Pauling, the State Department, and the Right to TravelPauling examining molecular models with Soviet scientists, 1957

The government’s response to these complaints was, for Pauling, far short of satisfactory. In its reply, and in contradiction to Lawrence Mitchell, the State Department explained that Pasadena was deemed to be a strategic city because of its geographic location; that Caltech was off-limits simply because it was a part of Pasadena; and that all Soviets, not just scientists, were excluded from traveling to the city.

The letter did not clarify why Pasadena’s location made it a strategic city, nor did it provide any indication as to why Berkeley or Cambridge were not geographically strategic. Rather, the suggestion was merely that Orekhovitch had been denied a visa as a matter of routine and that the ban on travel to Pasadena was logical due to the implied importance of the city.

After this initial exchange, several letters were sent back and forth between Pauling and the State Department. In them, Pauling continued to criticize what he believed to be an arbitrary decision, and the State Department adamantly defended its position that Pasadena was a strategically important city that must remain off-limits. In these exchanges, both the State Department and Pauling increasingly became focused on establishing that they were in the right, to the point where tangential details that were not germane to the main issue began to assume a place of primacy.

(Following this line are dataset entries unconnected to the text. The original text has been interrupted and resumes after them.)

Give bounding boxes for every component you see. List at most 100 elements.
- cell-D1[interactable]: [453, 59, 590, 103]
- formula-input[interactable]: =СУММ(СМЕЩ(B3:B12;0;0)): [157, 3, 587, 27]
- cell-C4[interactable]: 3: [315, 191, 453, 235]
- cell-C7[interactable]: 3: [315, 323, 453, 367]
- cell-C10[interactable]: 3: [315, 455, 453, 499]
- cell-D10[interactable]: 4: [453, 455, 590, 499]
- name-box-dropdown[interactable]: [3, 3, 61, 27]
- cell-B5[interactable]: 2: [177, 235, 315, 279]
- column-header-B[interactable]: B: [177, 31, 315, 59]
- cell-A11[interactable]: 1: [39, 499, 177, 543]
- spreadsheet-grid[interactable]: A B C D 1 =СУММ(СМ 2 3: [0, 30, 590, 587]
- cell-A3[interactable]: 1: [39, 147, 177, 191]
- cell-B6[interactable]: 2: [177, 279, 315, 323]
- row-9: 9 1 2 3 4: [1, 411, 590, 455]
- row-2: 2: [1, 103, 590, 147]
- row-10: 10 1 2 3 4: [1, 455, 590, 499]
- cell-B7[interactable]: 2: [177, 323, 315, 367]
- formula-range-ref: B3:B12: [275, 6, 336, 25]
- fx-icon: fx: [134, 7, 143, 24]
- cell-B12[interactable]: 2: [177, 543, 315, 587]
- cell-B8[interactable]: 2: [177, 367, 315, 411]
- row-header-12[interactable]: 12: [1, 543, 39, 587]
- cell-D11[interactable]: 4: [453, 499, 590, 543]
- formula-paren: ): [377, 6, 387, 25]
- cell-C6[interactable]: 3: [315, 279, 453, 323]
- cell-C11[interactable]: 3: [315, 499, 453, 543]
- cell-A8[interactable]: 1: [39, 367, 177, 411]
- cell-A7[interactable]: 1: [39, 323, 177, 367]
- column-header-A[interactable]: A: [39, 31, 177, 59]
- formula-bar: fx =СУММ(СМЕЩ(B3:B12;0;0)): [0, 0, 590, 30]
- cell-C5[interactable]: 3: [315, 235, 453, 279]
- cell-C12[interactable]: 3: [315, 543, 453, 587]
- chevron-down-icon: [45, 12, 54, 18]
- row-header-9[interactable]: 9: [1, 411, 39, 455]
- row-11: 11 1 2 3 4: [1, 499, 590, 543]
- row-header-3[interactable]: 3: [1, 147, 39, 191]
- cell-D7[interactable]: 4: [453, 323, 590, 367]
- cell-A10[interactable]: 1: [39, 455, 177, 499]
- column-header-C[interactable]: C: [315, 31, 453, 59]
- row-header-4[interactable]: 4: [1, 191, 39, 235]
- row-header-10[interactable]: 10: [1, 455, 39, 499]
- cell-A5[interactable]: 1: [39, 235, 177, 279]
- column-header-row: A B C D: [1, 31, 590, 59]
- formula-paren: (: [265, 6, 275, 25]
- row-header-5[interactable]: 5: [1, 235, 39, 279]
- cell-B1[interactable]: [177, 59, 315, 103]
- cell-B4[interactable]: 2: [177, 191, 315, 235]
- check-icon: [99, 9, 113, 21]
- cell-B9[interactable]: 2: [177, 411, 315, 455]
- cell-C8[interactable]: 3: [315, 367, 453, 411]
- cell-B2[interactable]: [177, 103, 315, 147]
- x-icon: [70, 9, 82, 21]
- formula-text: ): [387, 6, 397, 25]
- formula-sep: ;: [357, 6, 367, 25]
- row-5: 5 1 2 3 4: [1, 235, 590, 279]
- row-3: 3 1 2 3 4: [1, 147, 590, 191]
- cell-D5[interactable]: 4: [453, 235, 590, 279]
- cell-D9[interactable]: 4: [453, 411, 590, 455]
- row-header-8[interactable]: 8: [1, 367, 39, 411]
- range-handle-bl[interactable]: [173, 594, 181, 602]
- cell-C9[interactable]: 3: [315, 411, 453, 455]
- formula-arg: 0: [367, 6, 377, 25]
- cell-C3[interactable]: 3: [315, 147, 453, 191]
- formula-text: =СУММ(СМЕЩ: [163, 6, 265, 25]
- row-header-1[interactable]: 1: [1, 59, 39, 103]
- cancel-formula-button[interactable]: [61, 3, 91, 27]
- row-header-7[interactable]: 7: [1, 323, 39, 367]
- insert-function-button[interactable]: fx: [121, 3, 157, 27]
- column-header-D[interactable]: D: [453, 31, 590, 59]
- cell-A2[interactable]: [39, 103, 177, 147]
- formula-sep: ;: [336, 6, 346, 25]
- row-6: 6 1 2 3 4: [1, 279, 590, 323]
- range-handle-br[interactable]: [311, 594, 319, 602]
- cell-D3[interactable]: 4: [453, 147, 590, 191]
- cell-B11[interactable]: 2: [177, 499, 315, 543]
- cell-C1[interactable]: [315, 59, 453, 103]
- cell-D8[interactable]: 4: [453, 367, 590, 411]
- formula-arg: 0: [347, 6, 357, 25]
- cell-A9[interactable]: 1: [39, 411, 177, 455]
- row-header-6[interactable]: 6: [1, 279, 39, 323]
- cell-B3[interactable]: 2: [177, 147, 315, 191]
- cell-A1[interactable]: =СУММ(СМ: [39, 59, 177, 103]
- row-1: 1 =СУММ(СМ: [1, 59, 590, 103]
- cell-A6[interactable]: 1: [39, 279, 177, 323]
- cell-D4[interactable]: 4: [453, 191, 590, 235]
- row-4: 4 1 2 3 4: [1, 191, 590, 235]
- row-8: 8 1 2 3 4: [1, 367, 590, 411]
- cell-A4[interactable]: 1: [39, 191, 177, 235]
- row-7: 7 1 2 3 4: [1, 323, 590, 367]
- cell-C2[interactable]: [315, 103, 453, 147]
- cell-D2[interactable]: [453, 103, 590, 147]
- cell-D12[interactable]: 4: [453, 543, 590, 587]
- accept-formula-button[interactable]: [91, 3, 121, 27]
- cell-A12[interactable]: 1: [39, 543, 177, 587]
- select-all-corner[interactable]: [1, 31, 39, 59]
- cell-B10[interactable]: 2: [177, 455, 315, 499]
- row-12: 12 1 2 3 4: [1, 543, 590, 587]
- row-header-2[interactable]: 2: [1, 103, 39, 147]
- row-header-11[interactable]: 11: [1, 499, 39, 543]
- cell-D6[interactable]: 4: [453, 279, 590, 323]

In one example letter, an official from the State Department wrote that he had reason to believe that Pauling had called the Soviet Ambassador to the United States, Georgy Zarubin, and asked him to work on granting Orekhovitch a visa to visit Pasadena. Pauling, not wanting incorrect information to go unchecked, indicated that he had at no point ever contacted Zarubin or any other representative of the Soviet Union. In all subsequent letters, Pauling always included this piece of information, and the State Department continued to reply in kind. Petty behavior of this sort came to permeate much of the communication between the two parties during this time.


Sadly for Pauling, the issue was never resolved. Near the end of 1958, more than a year after initially extending his invitation, Pauling sent Orekhovitch another letter asking him to come to Pasadena as soon as the visa restrictions were lifted. Perhaps understanding that this opportunity might never actually come to fruition, Orekhovitch chose not to address the issue in his reply, instead wishing Pauling a happy new year and sending his best regards to Ava Helen. That letter appears to have marked the end of their professional correspondence and Orekhovitch does not seem to have ever made it to Pasadena.